Ingrid Betancourt, otage de 2002 à 2008

21 000 personnes ont été enlevées par les FARC entre 1980 et 2016. 10 % des captifs ne sont jamais rentrés chez eux.

J’avais 6 ans quand mon père a disparu. Le fait de ne rien savoir de lui ne permet pas d’avoir la paix et la tranquillité. Aujourd’hui, je voudrais juste connaître la vérité, aussi douloureuse soit-elle.

Daniela Arandia, fille de Gerardo Alberto Arandia, enlevé en juillet 2000

Les FARC appelés à témoigner ont eu des gages : pas de prison mais des travaux d’intérêt général comme la construction d’aqueducs ou d’écoles. Certains sont même aujourd’hui députés ou sénateurs et reçoivent un financement important de leur parti.

Moi, j’ai été condamné à la sanction maximale, huit ans d’actions réparatrices. Ce ne sont pas des représailles. Comprendre ce qui nous a plongé dans ces décennies de guerre, ça, la prison ne le permet pas. (Aujourd’hui) je passe de l’action armée à l’action politique par la démocratie.

Pastor Alapa, sénateur du parti des FARC

 Mais, du côté des victimes, le système fait polémique.
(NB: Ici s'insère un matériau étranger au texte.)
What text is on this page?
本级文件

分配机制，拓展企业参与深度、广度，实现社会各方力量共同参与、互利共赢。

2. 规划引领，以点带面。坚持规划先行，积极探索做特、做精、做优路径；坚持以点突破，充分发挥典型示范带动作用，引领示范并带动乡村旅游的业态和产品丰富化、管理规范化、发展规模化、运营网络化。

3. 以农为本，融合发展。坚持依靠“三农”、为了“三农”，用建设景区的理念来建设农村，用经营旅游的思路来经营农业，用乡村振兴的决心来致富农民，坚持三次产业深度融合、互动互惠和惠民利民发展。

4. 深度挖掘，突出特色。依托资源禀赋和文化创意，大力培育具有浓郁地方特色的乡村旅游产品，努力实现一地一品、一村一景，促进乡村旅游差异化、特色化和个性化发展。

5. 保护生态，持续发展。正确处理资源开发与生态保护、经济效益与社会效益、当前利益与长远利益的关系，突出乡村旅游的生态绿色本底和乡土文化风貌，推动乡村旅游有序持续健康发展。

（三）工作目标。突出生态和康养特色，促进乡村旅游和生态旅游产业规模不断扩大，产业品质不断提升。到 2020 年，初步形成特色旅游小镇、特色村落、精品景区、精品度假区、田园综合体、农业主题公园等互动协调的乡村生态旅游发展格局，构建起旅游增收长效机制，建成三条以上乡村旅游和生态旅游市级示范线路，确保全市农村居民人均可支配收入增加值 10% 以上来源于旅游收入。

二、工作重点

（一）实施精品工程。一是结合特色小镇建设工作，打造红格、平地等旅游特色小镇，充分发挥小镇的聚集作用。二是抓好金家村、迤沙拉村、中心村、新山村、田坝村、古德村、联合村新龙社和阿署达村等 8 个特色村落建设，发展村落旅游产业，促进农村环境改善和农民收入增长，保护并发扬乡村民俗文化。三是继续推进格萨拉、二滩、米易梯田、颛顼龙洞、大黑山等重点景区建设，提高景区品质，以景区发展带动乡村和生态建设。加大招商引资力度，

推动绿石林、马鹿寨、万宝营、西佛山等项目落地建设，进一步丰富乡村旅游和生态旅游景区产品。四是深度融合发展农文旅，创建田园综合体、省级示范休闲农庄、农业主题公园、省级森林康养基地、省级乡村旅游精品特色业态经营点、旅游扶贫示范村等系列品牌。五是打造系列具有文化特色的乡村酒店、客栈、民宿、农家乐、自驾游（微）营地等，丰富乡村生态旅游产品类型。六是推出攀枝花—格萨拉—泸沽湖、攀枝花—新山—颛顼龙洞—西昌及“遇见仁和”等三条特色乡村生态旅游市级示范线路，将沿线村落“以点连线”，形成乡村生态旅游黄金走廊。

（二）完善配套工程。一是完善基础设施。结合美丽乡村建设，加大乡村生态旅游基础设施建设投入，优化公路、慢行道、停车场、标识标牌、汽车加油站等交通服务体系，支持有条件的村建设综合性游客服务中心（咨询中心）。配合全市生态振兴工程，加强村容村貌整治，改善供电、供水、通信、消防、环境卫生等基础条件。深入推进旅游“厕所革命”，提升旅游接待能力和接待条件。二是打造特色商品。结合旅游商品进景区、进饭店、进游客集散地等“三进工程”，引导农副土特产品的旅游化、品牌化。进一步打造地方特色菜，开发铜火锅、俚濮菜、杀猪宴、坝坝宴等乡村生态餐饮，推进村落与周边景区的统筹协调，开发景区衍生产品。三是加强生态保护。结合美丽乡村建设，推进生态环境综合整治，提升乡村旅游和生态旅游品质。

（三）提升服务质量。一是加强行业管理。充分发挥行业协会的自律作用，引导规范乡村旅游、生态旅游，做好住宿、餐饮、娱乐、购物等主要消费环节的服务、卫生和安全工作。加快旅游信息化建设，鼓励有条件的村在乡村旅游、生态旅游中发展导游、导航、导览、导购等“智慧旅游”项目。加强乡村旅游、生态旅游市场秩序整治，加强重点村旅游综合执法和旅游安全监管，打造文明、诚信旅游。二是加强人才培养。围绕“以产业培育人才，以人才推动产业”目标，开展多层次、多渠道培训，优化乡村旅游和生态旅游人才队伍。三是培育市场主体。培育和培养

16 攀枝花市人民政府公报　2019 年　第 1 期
Parfois, je fais encore ce même rêve où je sais que je vais mourir. (Eux), ils ont été carrément absous de tous leurs crimes sans devoir faire un seul jour de prison ou assumer les conséquences de leurs actes.

Marc Gonsalves, otage de 2003 à 2008

Ils m’ont volé huit ans et demi de ma vie, ça je l’ai enduré et dépassé. Mais ils ont aussi fait du mal à ma famille, l’angoisse de ne plus avoir de mes nouvelles les a rendu malades et les a fait vieillir prématurément.

John Franck Pichao, otage de 1998 à 2007

Mais d’autres l’approuvent.

Mon objectif est de ne pas être consumée par le ressentiment. Si mon fils me voit souffrant, il ne pourra jamais être heureux. Ma seule issue, c’est le pardon. Pour vivre. Sinon ma croix serait trop lourde à porter.

Clara Rojas, otage de 2002 à 2007

Car il est une étape essentielle pour la réconciliation nationale.

Pour moi, nos efforts doivent tendre vers un vivre ensemble qui nous permette d’aller de l’avant, victimes et bourreaux, dans une même société.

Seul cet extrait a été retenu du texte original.